While I personally believe CitJ is doomed (commenters: note my definition above), there are people I respect out there trying to make it work. Sadly, my sense is that the Old Guard has been patronizing these individuals and their ideas, and is now attacking them. Of course, it’s not like mainstream outlets are listening to anyone else, as they cling to the idea that most of what they need to do is simply transfer the existing objective, serious tone model to the Internet. So my advice to CitJ’ers is that since the Old Guard is not open to your ideas or anyone else’s anyway, just go it alone. There might be only one thing that you and Old Media can agree upon — you do not need each other. (H/T: Keith Bertelsen)

Comments»

1. Jim Cundiff - 12/17/07

I hope that David Hazinski realizes that he and others who would try to limit Citizen Journalists (if that’s the term we are going to apply to independent reporters and columnists using the web as their medium) are doomed to failure. There is no putting this genie back in its bottle.

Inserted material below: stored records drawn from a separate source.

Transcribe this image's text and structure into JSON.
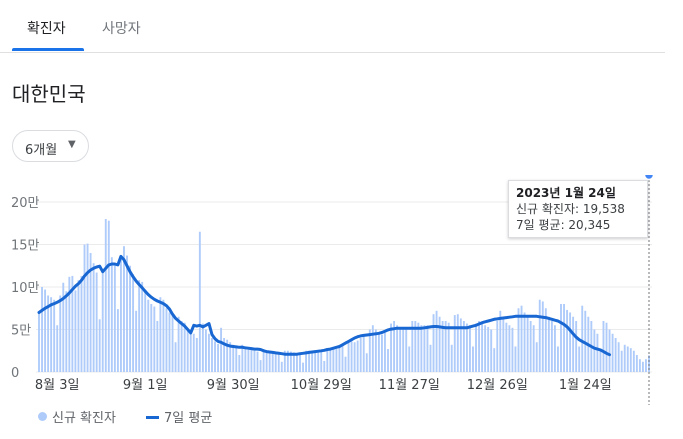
{
  "tabs": [
    {
      "label": "확진자",
      "active": true
    },
    {
      "label": "사망자",
      "active": false
    }
  ],
  "region": {
    "title": "대한민국"
  },
  "period_dropdown": {
    "selected": "6개월"
  },
  "tooltip": {
    "date": "2023년 1월 24일",
    "cases_label": "신규 확진자: 19,538",
    "avg_label": "7일 평균: 20,345"
  },
  "legend": {
    "bars": "신규 확진자",
    "line": "7일 평균"
  },
  "colors": {
    "accent": "#1a73e8",
    "bars": "#aecbfa",
    "line": "#1967d2"
  },
  "chart_data": {
    "type": "bar",
    "y_tick_labels": [
      "0",
      "5만",
      "10만",
      "15만",
      "20만"
    ],
    "y_ticks": [
      0,
      50000,
      100000,
      150000,
      200000
    ],
    "ylim": [
      0,
      200000
    ],
    "x_tick_labels": [
      "8월 3일",
      "9월 1일",
      "9월 30일",
      "10월 29일",
      "11월 27일",
      "12월 26일",
      "1월 24일"
    ],
    "x_tick_days": [
      6,
      35,
      64,
      93,
      122,
      151,
      180
    ],
    "grid": true,
    "legend_position": "bottom-left",
    "series": [
      {
        "name": "신규 확진자",
        "type": "bar",
        "values": [
          70000,
          100000,
          97000,
          90000,
          88000,
          85000,
          55000,
          90000,
          105000,
          95000,
          112000,
          113000,
          96000,
          108000,
          113000,
          150000,
          151000,
          140000,
          128000,
          117000,
          62000,
          120000,
          180000,
          178000,
          135000,
          128000,
          74000,
          134000,
          148000,
          137000,
          125000,
          115000,
          72000,
          108000,
          106000,
          97000,
          85000,
          80000,
          77000,
          60000,
          88000,
          85000,
          75000,
          70000,
          67000,
          35000,
          65000,
          60000,
          58000,
          50000,
          50000,
          45000,
          40000,
          165000,
          57000,
          50000,
          45000,
          40000,
          36000,
          33000,
          52000,
          40000,
          38000,
          35000,
          32000,
          30000,
          20000,
          32000,
          30000,
          28000,
          26000,
          25000,
          24000,
          14000,
          27000,
          25000,
          24000,
          23000,
          22000,
          21000,
          12000,
          25000,
          25000,
          24000,
          23000,
          22000,
          21000,
          11000,
          25000,
          25000,
          24000,
          23000,
          24000,
          25000,
          13000,
          28000,
          28000,
          27000,
          27000,
          30000,
          31000,
          18000,
          35000,
          36000,
          35000,
          37000,
          40000,
          43000,
          22000,
          50000,
          55000,
          50000,
          45000,
          44000,
          46000,
          27000,
          57000,
          60000,
          55000,
          52000,
          52000,
          50000,
          30000,
          60000,
          60000,
          58000,
          55000,
          55000,
          55000,
          32000,
          68000,
          72000,
          65000,
          60000,
          60000,
          58000,
          32000,
          67000,
          68000,
          63000,
          60000,
          57000,
          55000,
          30000,
          57000,
          60000,
          58000,
          55000,
          53000,
          50000,
          28000,
          60000,
          72000,
          65000,
          58000,
          55000,
          52000,
          30000,
          75000,
          78000,
          70000,
          65000,
          60000,
          55000,
          35000,
          85000,
          83000,
          75000,
          65000,
          60000,
          55000,
          30000,
          80000,
          80000,
          73000,
          70000,
          65000,
          60000,
          30000,
          78000,
          72000,
          65000,
          60000,
          50000,
          45000,
          25000,
          60000,
          58000,
          50000,
          45000,
          40000,
          35000,
          25000,
          32000,
          30000,
          28000,
          25000,
          20000,
          15000,
          12000,
          15000,
          19538
        ]
      },
      {
        "name": "7일 평균",
        "type": "line",
        "values": [
          70000,
          72500,
          75000,
          77000,
          79000,
          80500,
          82000,
          84000,
          86500,
          89500,
          93000,
          97000,
          101000,
          104000,
          108000,
          113000,
          117000,
          120000,
          122000,
          123500,
          124500,
          118000,
          122000,
          126000,
          127000,
          127000,
          126000,
          136000,
          132000,
          125000,
          118000,
          112000,
          107000,
          103000,
          99000,
          95000,
          91000,
          88000,
          85500,
          83500,
          82000,
          80500,
          78000,
          74000,
          68000,
          63000,
          60000,
          57000,
          54000,
          50000,
          46000,
          55000,
          54000,
          55000,
          53000,
          55000,
          57000,
          44000,
          39000,
          36000,
          35000,
          33000,
          31500,
          30500,
          30000,
          29500,
          29000,
          29000,
          28500,
          28000,
          27500,
          27000,
          27000,
          26500,
          25000,
          24000,
          23500,
          23000,
          22500,
          22000,
          21500,
          21000,
          21000,
          21000,
          21000,
          21000,
          21500,
          22000,
          22500,
          23000,
          23500,
          24000,
          24500,
          25000,
          25500,
          26500,
          27000,
          28000,
          29000,
          30000,
          32000,
          34000,
          36000,
          38000,
          40000,
          41500,
          42500,
          43000,
          43500,
          44000,
          44500,
          45000,
          45500,
          46500,
          48000,
          49500,
          50500,
          51000,
          51500,
          51500,
          51500,
          51500,
          51500,
          51500,
          51500,
          51500,
          51500,
          52000,
          52500,
          53000,
          53500,
          53500,
          53000,
          52500,
          52000,
          52000,
          52000,
          52000,
          52000,
          52000,
          52000,
          52000,
          53000,
          54000,
          55000,
          56500,
          58000,
          59000,
          60000,
          61000,
          62000,
          62500,
          63000,
          63500,
          64000,
          64500,
          65000,
          65500,
          65500,
          65500,
          65500,
          65500,
          65500,
          65500,
          65500,
          65000,
          64500,
          64000,
          63000,
          62000,
          61000,
          60000,
          58000,
          56000,
          53000,
          49000,
          45000,
          41000,
          38000,
          36000,
          34000,
          32000,
          30000,
          28000,
          27000,
          26000,
          24000,
          22000,
          20345
        ]
      }
    ]
  }
}
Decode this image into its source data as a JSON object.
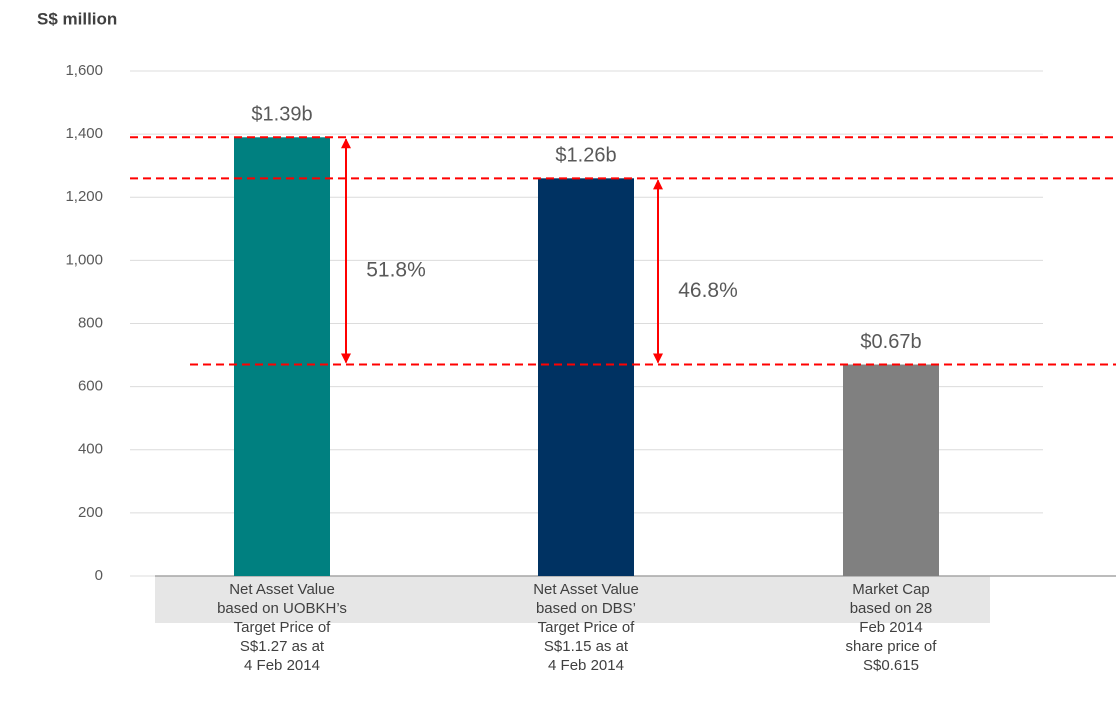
{
  "chart_data": {
    "type": "bar",
    "y_axis_label": "S$ million",
    "categories": [
      "Net Asset Value\nbased on UOBKH’s\nTarget Price of\nS$1.27 as at\n4 Feb 2014",
      "Net Asset Value\nbased on DBS’\nTarget Price of\nS$1.15 as at\n4 Feb 2014",
      "Market Cap\nbased on 28\nFeb 2014\nshare price of\nS$0.615"
    ],
    "values": [
      1390,
      1260,
      670
    ],
    "value_labels": [
      "$1.39b",
      "$1.26b",
      "$0.67b"
    ],
    "colors": [
      "#008080",
      "#003262",
      "#808080"
    ],
    "ylim": [
      0,
      1600
    ],
    "yticks": [
      0,
      200,
      400,
      600,
      800,
      {
        "value": 1000,
        "label": "1,000"
      },
      {
        "value": 1200,
        "label": "1,200"
      },
      {
        "value": 1400,
        "label": "1,400"
      },
      {
        "value": 1600,
        "label": "1,600"
      }
    ],
    "grid": true,
    "annotations": [
      {
        "text": "51.8%",
        "from": 0,
        "to": 2
      },
      {
        "text": "46.8%",
        "from": 1,
        "to": 2
      }
    ]
  }
}
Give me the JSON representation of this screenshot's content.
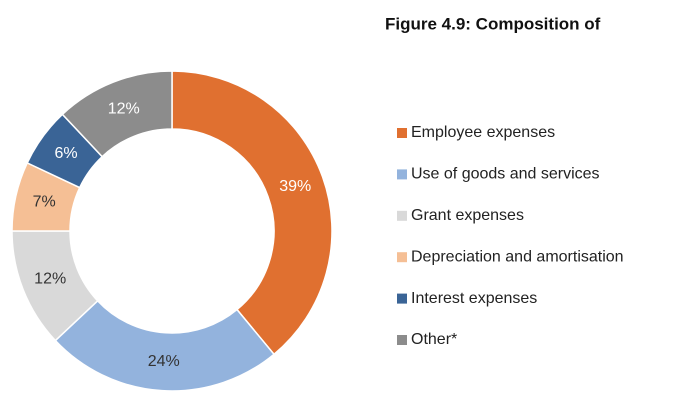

I also think it’s interesting to note that Hazinski is advocating training and certification of journalists – a “service” that his consulting company IMC Intelligent Media Consultants (http://www.intelligentmc.com) undoubtedly makes a little coin providing.

Could Hazinski be playing both sides of the fence on this issue?

No. Say it ain’t so.

2. Lucas Grindley - 12/18/07

Citizen Journalism is a low-end attack on mainstream journalism’s bread and butter. But every successful low-end competitor in the market usually eats its way upward to more desirable markets. That’s what the Innovator’s Dilemma taught us.

Take Gawker, for example. They started as a lowly gossip blog and are now making the move to break actual news.

News editors shouldn’t be so quick to dismiss Citizen Journalism and its many forms. It’s easy to dismiss an oak tree when it’s only a seedling.